Nevertheless, the immense size and scale of the U.S. operation here and the logistics trail required in Iraq to keep "soldier on point in bullets and beans" was hugely impressive, he said.
Natynczyk was sent to Iraq by then-prime minister Jean Chretien. During his year there, he was promoted from brigadier-general to major-general.
Life within the Green Zone in Baghdad, where Natynczyk lived and worked, was and is famously surreal. Thousands of U.S. civilians based there dressed and behaved as if they have had never left Washington's Beltway. However, the war outside was sometimes very close to Natynczyk, such as when a suicide bomber blew up a truck loaded with explosives at the Assassin's Gate, which was near where he worked. Insurgents regularly lobbed mortars into the Green Zone.

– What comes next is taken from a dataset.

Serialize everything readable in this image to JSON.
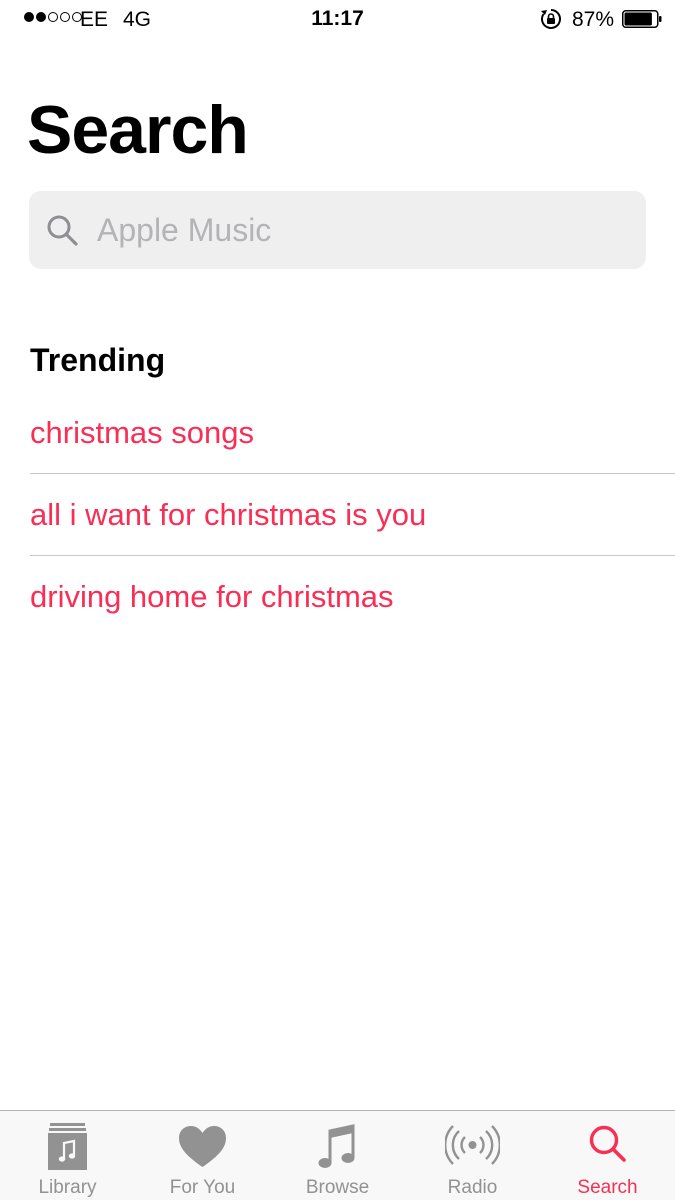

One of the highlights of working in Bosnia was that Natynczyk was able to go out on patrols frequently to get a sense of what was going on.
"I don't get out enough here. It's a real problem," Natynczyk said of his staff job in Iraq. "I've not been in a firefight. I have been close to indirect fire and close to IEDs."
In fact, a rocket once crashed through the roof of the building in Baghdad where Natynczyk was working.
Joking, he said: "Please don't tell my wife how close it was."